I think the government should impose a dress code for all its citizens - one similar to VISD's. How does that sit?
Thank God I have the power to vote against such an absurd idea, but apparently, not every citizen does.
xc - I do not agree with your reasoning. You want to punish all for the mistakes of a few. Those few will end up in a bad deal anyway later in life. What makes you think a dress code will stop that from happening? A teachers job is to teach. It is not to be a fashion cop with a power trip to rule with an iron fist.
A dress code needs to be in place but, yeah I agree with fedup.The whole shirt tucked in and belt thing is a little much. Teens are really self concious about the way they look in their clothes and this part of the dress code can lead to teens with spicific body types to be teased. Not everyone feels comfortable walking around with the little extra hanging over their belts. Perfect example: The daughter of a friend of mine was sent home because she didn`t have a belt on. Well it ends up she knowingly didn`t wear a belt because she was afraid of being teased about the way her body looked. In this day and age who could blame her. I say the kids should be allowed to cover up what they don`t want seen. This can be done in good taste. Kids do have it a little tougher today compared to 10-20 years ago as do the secondary grade teachers,but there should be a middle ground on this portion of the dress code.

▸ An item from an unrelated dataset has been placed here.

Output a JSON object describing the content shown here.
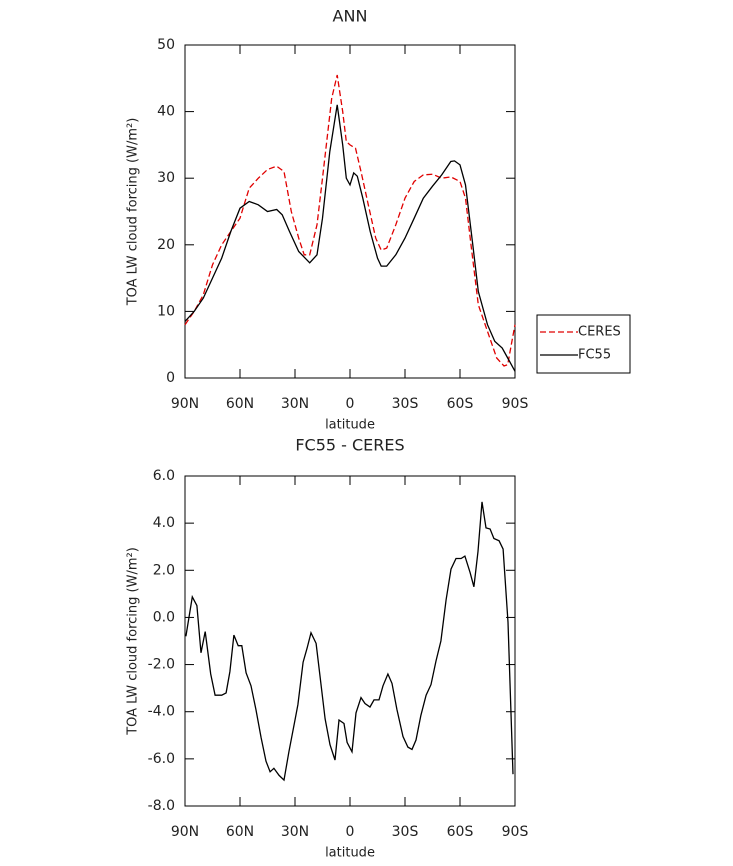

I agree with the statement that it should be up to the parents and not the teachers to police the students on their attire while attending class... However, when you look at the juvenile crime rate, the drop out rate, and the general lack of discipline amongst the youth of this town, I honestly believe a great deal of parents don't care enough or aren't mature enough to be saddled with this responsibility... Any deadbeat parent that would be ignorant enough to let their child walk out of the house wearing their pants around their knees or let them run around doing whatever they please is assuredly not going to worry about them adhering to any "school suggested" dress code... It must be enforced by the school district, because children need boundaries, they need rules, and they need discipline, and as sad as it is to say, you can't depend on some parents for that... And if education is preparing your child for the future, why not have a dress code, a uniform if you will? Unless they end up becoming worthless pieces of trash leeching off of the government, or career criminals, when they do enter the work force, my money says that they're gonna end up wearing a uniform, or at least have to adhere to a dress code anyways, so why not prepare them now?
I think it is OK except I don't think they should have to wear shirts tucked in and belts. That is such a hassle.
What a 'hick' comment.
If they are going to enforce a dress code, I say they should have to pay for the clothes. Personally, I think it is ridiculous. It is not the teachers job to police the students on attire. It is the parents job. Next thing you know, all the males will be required to wear high and tights and the females wear buns in their hair. Who knows, maybe the next thing females will be required to wear Burkas.